15 Jahre Stadt- und Kreisbi-bliothek unter dem Dach der Freydanckschen Villa in Salzwedel - das ist für das Team um Leiterin Bettina Mühe ein guter Grund zum Feiern. Die kleine, aber feine Festwoche umfasst drei Veranstaltungen für Jung und Alt.

Salzwedel. "Wir feiern 15 Jahre": Unter diesem Motto steht die vom 6. bis 12. Mai geplante kleine, aber feine Festwoche mit drei Veranstaltungen (siehe Infokasten) in der Salzwedeler Stadt- und Kreisbibliothek.

Am 10. Mai jährt sich die Eröffnung in der Freydanckschen Villa zum 15. Mal. Das öffentliche Bibliothekswesen in der Hansestadt ist freilich wesentlich älter, berichtet Bettina Mühe, Leiterin der Einrichtung. Bereits im Jahr 1898 habe es die erste öffentliche Sammlung von Büchern gegeben. Der Volksbildungsverein mit Sitz an der Hohen Brücke reichte Lesestoff an die Salzwedeler weiter.

"Daraus ging später die von Mitarbeitern geführte Volksbücherei im Rathaus hervor", berichtet die Leiterin der Stadt- und Kreisbibliothek. Bis 1945 habe die Entleihstätte ihren Sitz in der Propstei gehabt. Mit dem Ende des Zweiten Weltkriegs seien viele Medien ausgesondert worden. "2000 Bücher blieben übrig", erzählt Bettina Mühe. "1956, als die Lebensmittelkarten wegfielen, zog die Bibliothek abermals um." Im Raum 13 des Rathauses fand sie ein neues Zuhause. Dort hat die Salzwedelerin 1984 auch angefangen.

Zum zehnten Jahrestag der DDR (1959) zählte die Bücherei 1800 eingetragene Leser und 35 000 Entleihungen. Erst Mitte der 1960er Jahre sei von Theken- auf Freihandausleihe umgestellt worden, so Bettina Mühe weiter. Seinerzeit erhielten auch die Gemeinden Bibliotheken, die der Kreisstadt wurde zur Stadt- und Kreisbibliothek aufgewertet und mit dem Auftrag versehen, die Buchbestellungen für die Dörfer vorzunehmen.

Zeitsprung in die 1980er: Hier galt die Salzwedeler Institution bereits als eine leistungsfähige und überregional bedeutsame. Allerdings, so Bettina Mühe, gab es räumliche Probleme. So waren die Bücher für Erwachsene im Raum 13, die für Kinder im Pionierhaus (Lyzeum). Die Verwaltung und das Depot waren im Haus Burgstraße 2. Ein neues Haus musste dringend her. Im Gespräch waren damals die Alte Loge (einst Mäcki, heute Parkplatz) sowie das Haus der Werktätigen. "Mit der Wende kamen die Rückforderungsansprüche", schaut Bettina Mühe zurück. Die Freydancksche Villa, bis 1989 eine Kinderkrippe, habe leer gestanden und sei im Besitz der Stadt gewesen. Und dann ging alles relativ schnell - Debatte im Stadtrat (1992), Startschuss für den Umbau (1994) und letztlich der mit viel Arbeit, Kraft und Geld gestemmte Einzug (1996).

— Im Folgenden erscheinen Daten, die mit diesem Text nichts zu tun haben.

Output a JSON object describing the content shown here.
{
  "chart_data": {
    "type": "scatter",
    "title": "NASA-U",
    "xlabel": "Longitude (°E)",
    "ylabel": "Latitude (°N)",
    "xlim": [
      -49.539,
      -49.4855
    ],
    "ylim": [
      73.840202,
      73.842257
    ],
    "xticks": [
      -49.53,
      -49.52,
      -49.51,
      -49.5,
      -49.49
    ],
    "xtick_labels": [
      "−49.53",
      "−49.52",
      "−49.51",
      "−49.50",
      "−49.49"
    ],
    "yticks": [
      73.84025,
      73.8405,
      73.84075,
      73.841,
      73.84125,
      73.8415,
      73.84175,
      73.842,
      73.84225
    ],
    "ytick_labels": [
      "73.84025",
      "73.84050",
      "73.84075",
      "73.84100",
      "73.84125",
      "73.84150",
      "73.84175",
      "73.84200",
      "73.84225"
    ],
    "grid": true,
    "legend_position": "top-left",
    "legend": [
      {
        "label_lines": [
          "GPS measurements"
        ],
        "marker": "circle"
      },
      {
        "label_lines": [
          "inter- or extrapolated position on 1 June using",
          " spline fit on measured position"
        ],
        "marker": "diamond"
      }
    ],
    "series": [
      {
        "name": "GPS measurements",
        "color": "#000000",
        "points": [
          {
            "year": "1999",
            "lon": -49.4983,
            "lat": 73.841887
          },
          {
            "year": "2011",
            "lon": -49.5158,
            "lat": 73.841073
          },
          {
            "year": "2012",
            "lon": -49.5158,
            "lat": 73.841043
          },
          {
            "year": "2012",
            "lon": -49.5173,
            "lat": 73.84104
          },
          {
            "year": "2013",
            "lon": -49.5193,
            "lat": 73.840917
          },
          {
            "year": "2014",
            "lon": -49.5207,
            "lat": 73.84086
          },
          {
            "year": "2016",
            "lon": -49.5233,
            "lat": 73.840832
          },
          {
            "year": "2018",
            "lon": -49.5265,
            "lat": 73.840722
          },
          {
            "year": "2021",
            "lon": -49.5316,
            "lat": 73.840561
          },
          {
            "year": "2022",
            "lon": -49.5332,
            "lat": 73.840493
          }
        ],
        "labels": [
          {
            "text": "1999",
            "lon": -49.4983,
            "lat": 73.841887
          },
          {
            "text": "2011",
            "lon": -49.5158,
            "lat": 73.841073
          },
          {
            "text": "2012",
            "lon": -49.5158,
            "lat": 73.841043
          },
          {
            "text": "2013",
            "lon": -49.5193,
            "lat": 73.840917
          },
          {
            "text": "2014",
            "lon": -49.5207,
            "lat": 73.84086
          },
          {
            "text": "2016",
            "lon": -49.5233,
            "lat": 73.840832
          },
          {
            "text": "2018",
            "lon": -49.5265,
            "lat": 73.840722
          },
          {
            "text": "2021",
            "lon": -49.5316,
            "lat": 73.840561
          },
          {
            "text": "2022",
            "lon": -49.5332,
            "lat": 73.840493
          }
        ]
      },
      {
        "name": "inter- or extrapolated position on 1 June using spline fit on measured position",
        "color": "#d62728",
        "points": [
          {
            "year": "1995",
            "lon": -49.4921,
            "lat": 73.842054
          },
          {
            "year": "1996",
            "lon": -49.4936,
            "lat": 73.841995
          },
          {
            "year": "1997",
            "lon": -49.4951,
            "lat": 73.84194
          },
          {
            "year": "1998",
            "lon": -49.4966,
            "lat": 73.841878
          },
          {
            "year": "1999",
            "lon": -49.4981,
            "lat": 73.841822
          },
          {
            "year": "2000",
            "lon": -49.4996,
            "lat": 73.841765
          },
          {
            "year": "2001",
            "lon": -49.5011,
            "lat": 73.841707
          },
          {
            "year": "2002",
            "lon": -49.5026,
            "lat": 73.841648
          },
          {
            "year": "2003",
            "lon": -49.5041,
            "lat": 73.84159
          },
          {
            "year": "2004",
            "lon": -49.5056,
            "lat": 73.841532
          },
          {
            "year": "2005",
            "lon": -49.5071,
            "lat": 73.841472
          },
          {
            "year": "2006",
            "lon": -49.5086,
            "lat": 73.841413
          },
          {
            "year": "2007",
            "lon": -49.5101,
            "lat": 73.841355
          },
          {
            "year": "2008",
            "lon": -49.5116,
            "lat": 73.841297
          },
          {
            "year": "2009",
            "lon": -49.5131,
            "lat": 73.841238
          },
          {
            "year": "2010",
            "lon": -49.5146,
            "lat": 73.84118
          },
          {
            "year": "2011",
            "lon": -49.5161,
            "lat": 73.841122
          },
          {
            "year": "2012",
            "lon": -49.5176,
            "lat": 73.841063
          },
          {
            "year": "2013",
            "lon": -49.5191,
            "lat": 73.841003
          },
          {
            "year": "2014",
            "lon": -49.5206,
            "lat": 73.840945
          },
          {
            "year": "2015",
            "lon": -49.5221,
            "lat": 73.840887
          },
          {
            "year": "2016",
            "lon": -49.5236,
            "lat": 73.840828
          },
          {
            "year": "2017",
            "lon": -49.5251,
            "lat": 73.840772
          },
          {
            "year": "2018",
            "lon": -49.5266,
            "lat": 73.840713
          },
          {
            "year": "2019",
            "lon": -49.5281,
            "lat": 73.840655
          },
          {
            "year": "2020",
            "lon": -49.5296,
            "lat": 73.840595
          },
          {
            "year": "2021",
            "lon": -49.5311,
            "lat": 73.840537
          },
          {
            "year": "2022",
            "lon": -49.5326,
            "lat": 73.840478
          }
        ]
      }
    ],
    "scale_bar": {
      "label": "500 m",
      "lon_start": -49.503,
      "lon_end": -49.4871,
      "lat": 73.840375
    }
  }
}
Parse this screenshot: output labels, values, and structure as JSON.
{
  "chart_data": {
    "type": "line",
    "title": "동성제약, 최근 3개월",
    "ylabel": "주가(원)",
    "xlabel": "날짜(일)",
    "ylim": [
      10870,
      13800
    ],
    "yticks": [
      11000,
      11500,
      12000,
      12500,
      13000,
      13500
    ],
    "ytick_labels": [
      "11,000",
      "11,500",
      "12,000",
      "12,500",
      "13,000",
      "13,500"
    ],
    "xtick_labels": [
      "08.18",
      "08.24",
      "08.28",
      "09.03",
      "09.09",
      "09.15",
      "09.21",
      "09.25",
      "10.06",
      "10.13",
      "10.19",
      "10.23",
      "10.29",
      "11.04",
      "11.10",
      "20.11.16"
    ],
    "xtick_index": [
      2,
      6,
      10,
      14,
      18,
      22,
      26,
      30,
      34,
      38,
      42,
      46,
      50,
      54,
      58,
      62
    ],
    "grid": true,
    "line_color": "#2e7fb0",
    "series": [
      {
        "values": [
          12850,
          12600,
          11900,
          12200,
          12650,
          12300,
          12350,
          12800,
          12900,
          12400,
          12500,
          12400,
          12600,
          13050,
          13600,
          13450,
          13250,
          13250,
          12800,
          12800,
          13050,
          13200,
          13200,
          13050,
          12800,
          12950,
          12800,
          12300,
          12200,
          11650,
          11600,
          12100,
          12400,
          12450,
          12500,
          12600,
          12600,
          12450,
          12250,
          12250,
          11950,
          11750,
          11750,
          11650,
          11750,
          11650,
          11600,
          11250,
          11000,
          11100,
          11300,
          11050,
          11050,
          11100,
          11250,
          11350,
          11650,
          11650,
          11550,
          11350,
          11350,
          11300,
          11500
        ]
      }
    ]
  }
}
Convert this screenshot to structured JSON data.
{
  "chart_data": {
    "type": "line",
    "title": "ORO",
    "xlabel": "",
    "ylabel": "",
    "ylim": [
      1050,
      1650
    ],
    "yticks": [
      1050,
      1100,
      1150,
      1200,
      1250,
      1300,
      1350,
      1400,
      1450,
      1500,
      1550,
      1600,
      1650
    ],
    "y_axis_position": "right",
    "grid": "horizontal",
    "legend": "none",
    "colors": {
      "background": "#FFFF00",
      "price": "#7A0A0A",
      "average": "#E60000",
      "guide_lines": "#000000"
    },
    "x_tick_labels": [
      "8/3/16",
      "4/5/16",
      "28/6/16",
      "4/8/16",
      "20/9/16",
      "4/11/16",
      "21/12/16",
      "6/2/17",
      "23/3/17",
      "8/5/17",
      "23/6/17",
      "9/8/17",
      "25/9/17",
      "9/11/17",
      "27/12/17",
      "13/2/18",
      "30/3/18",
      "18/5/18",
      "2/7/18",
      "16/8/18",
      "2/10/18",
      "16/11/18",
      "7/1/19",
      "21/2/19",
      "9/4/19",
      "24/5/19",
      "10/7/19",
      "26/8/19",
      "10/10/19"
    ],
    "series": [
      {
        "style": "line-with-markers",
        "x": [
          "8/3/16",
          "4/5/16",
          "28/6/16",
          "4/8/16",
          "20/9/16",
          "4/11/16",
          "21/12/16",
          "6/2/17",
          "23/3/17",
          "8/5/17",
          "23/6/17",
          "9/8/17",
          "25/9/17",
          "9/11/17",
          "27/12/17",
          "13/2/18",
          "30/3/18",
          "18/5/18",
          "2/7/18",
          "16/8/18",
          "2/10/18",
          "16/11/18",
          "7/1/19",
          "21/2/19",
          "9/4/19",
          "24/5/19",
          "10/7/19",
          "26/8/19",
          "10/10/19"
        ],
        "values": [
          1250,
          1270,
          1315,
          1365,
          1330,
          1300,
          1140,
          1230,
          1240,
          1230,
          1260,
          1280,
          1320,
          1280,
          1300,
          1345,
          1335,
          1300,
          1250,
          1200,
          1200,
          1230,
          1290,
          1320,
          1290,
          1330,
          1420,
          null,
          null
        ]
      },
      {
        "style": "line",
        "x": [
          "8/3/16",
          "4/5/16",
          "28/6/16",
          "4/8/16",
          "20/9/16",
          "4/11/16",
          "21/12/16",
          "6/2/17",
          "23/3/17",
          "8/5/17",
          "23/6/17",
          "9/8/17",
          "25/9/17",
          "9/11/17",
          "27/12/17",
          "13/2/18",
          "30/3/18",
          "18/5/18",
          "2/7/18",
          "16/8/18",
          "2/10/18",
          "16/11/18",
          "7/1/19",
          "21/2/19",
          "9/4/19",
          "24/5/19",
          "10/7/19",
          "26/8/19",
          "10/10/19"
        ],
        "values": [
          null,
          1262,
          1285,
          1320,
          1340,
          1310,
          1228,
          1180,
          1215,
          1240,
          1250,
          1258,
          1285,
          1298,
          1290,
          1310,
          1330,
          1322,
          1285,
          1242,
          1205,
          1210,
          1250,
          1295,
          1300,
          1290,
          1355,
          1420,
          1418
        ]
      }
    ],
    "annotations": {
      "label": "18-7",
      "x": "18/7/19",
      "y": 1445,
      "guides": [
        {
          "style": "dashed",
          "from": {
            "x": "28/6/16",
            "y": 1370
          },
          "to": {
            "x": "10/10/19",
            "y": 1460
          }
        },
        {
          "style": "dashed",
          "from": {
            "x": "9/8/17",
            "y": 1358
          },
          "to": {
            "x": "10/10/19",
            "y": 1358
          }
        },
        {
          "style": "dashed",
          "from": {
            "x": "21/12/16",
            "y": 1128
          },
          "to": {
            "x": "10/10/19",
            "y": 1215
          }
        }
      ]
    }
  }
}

"Uns ist es eine Verpflichtung, dass dieses Schmuckstück für die Stadt erhalten bleibt" - Bibliotheksleiterin Mühe schwärmt von den hervorragenden Bedingungen. Medien für Erwachsene und Kinder befinden sich unter einem Dach, ebenfalls der Platz für die Einarbeitung. Der Medienbestand ist modern und aktuell. Dazu kommen regelmäßige niveauvolle Veranstaltungen, so dass die Salzwedeler den Vergleich mit anderen Bibliotheken nicht scheuen müssen. Und dann wäre da noch ein baldiges Geburtstagskind - der pinkfarbene Bücherbus, seit 1993 auf den Dörfern unterwegs und somit (fast) erwachsen. Das Gefährt hat auf dem Hof der Villa seinen Parkplatz.